Come si potrebbe mai, al contrario, separare il cholismo dal Cholo Simeone? L’errore, che prima di tutto sarebbe linguistico, scivolerebbe poi sul piano concettuale.

«Non vincono sempre i buoni, vince chi sa lottare», si legge dal verbo cholista. Eppure negli ultimi mesi c’era chi lo aveva messo in dubbio, Simeone. Prendete Gonzalo Calderon, nipote dello storico patron madrileno Vicente, che aveva dichiarato a Radio Marca: «Simeone è il primo responsabile di questa situazione dell’Atletico, e qualsiasi altro allenatore sarebbe già stato esonerato o avrebbe ricevuto un ultimatum».

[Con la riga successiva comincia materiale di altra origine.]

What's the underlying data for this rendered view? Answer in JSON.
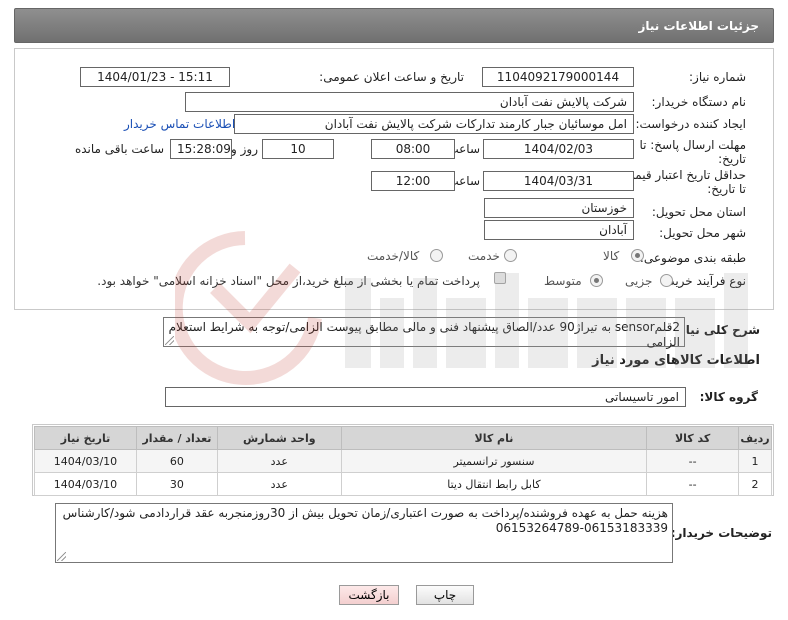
{
  "header": {
    "title": "جزئیات اطلاعات نیاز"
  },
  "form": {
    "need_number_label": "شماره نیاز:",
    "need_number": "1104092179000144",
    "announce_label": "تاریخ و ساعت اعلان عمومی:",
    "announce_value": "1404/01/23 - 15:11",
    "buyer_label": "نام دستگاه خریدار:",
    "buyer_value": "شرکت پالایش نفت آبادان",
    "creator_label": "ایجاد کننده درخواست:",
    "creator_value": "امل موسائیان جبار کارمند تدارکات شرکت پالایش نفت آبادان",
    "contact_link": "اطلاعات تماس خریدار",
    "deadline_label_1": "مهلت ارسال پاسخ: تا",
    "deadline_label_2": "تاریخ:",
    "deadline_date": "1404/02/03",
    "time_label": "ساعت",
    "deadline_time": "08:00",
    "days_value": "10",
    "days_label": "روز و",
    "remaining_time": "15:28:09",
    "remaining_label": "ساعت باقی مانده",
    "min_validity_label_1": "حداقل تاریخ اعتبار قیمت:",
    "min_validity_label_2": "تا تاریخ:",
    "validity_date": "1404/03/31",
    "validity_time": "12:00",
    "province_label": "استان محل تحویل:",
    "province_value": "خوزستان",
    "city_label": "شهر محل تحویل:",
    "city_value": "آبادان",
    "category_label": "طبقه بندی موضوعی:",
    "category_options": [
      "کالا",
      "خدمت",
      "کالا/خدمت"
    ],
    "process_label": "نوع فرآیند خرید :",
    "process_options": [
      "جزیی",
      "متوسط"
    ],
    "payment_text": "پرداخت تمام یا بخشی از مبلغ خرید،از محل \"اسناد خزانه اسلامی\" خواهد بود."
  },
  "description": {
    "label": "شرح کلی نیاز:",
    "value": "2قلمsensor به تیراژ90 عدد/الصاق پیشنهاد فنی و مالی مطابق پیوست الزامی/توجه به شرایط استعلام الزامی"
  },
  "goods": {
    "section_title": "اطلاعات کالاهای مورد نیاز",
    "group_label": "گروه کالا:",
    "group_value": "امور تاسیساتی",
    "columns": [
      "ردیف",
      "کد کالا",
      "نام کالا",
      "واحد شمارش",
      "تعداد / مقدار",
      "تاریخ نیاز"
    ],
    "rows": [
      {
        "row": "1",
        "code": "--",
        "name": "سنسور ترانسمیتر",
        "unit": "عدد",
        "qty": "60",
        "date": "1404/03/10"
      },
      {
        "row": "2",
        "code": "--",
        "name": "کابل رابط انتقال دیتا",
        "unit": "عدد",
        "qty": "30",
        "date": "1404/03/10"
      }
    ]
  },
  "notes": {
    "label": "توضیحات خریدار:",
    "line1": "هزینه حمل به عهده فروشنده/پرداخت به صورت اعتباری/زمان تحویل بیش از 30روزمنجربه عقد قراردادمی شود/کارشناس",
    "line2": "06153264789-06153183339"
  },
  "buttons": {
    "print": "چاپ",
    "back": "بازگشت"
  },
  "colors": {
    "header_bg": "#808080",
    "link": "#1a4fb5",
    "back_button": "#f3cfcf"
  }
}
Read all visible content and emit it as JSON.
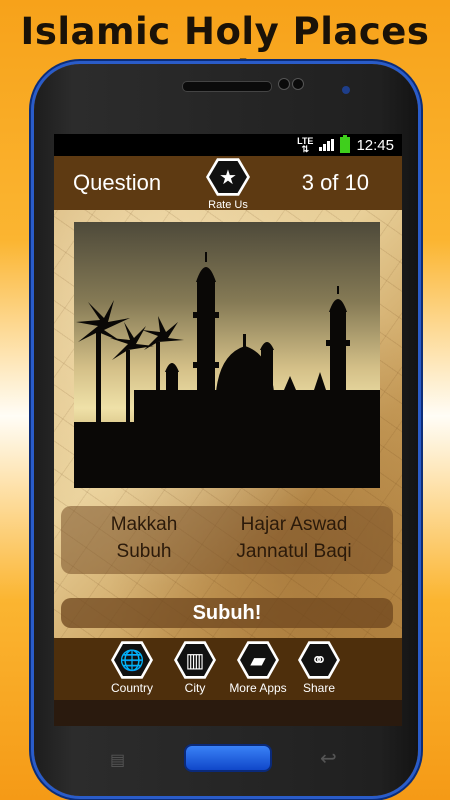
{
  "promo": {
    "title": "Islamic Holy Places Quiz"
  },
  "status_bar": {
    "network": "LTE",
    "time": "12:45"
  },
  "header": {
    "question_label": "Question",
    "progress": "3 of 10",
    "rate_label": "Rate Us",
    "rate_icon": "star-icon"
  },
  "question_image": {
    "icon": "mosque-silhouette"
  },
  "answers": [
    "Makkah",
    "Hajar Aswad",
    "Subuh",
    "Jannatul Baqi"
  ],
  "result": {
    "text": "Subuh!"
  },
  "footer": {
    "buttons": [
      {
        "label": "Country",
        "icon": "globe-icon"
      },
      {
        "label": "City",
        "icon": "city-icon"
      },
      {
        "label": "More Apps",
        "icon": "apps-icon"
      },
      {
        "label": "Share",
        "icon": "share-icon"
      }
    ]
  },
  "colors": {
    "header_bg": "#5e3a12",
    "footer_bg": "#4e2f0c",
    "accent": "#2a5cc9"
  }
}
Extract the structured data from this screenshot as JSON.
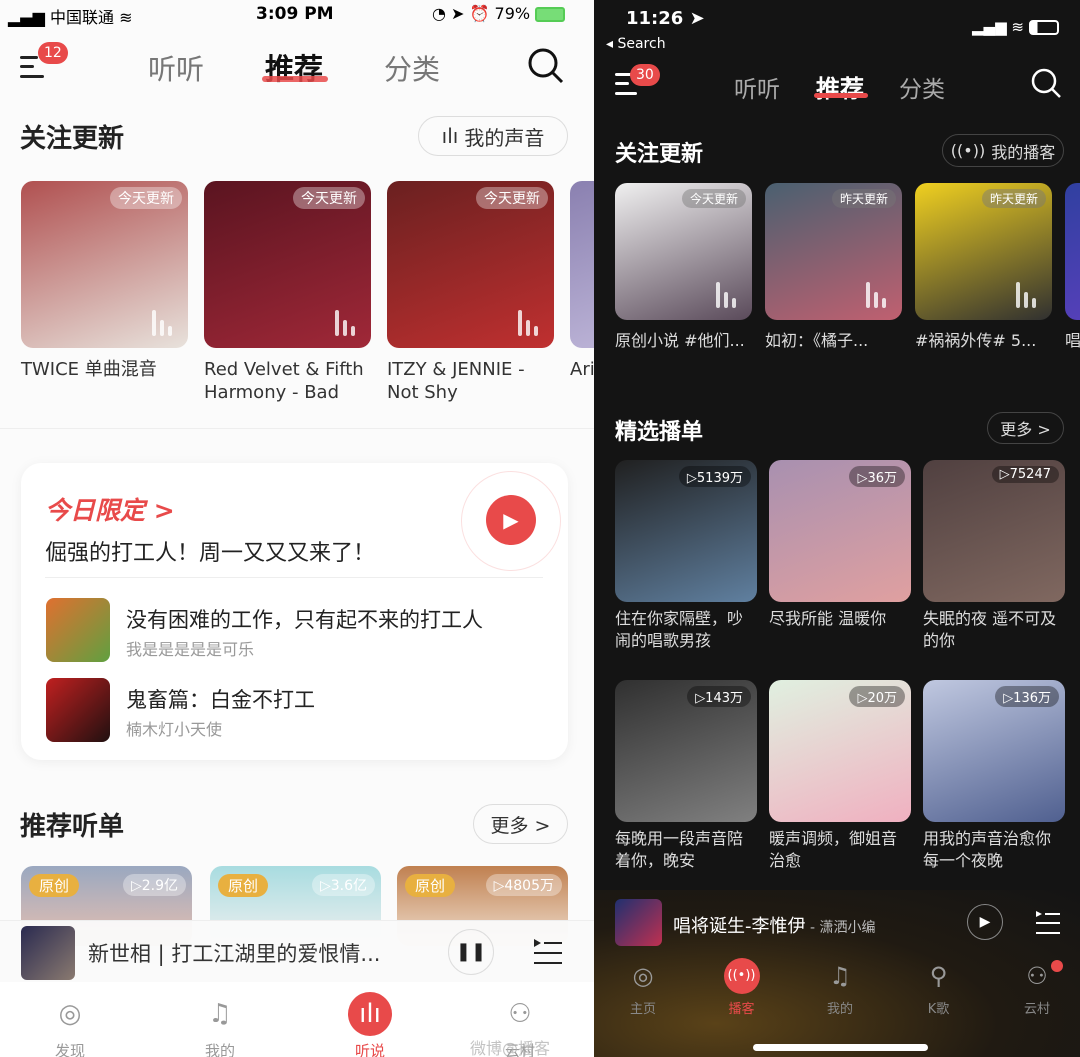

Qualsiasi altro, appunto. Non uno che in più di un decennio ha vinto 2 Liga, 2 Europa League, 2 Supercoppe europee, 1 Coppa del Re e 1 Supercoppa di Spagna, sfiorando per ben due volte il massimo trionfo europeo – e riuscendo miracolosamente a risorgere dalla bruciatura senza eguali di averle perse entrambe, le finali di Champions, contro i rivali di sempre del Real Madrid.

Se c’è una cosa che Simeone ha dimostrato negli anni è di saper rinvigorire la propria creatura proprio quando tutti gli altri la davano per morta.

Oggi l’Atletico, dopo aver eliminato lo United ad Old Trafford in Champions League, è pronto ad un’altra battaglia, forse la più difficile degli ultimi 10 anni per Simeone, contro la miglior versione di sempre del credo di Pep Guardiola: quel Manchester City che è come l’ultima evoluzione del tiki-taka dei tempi del Barcellona.

È una sfida unica, sarà una partita irripetibile. La teomachia continua, la storia deve ancora finire.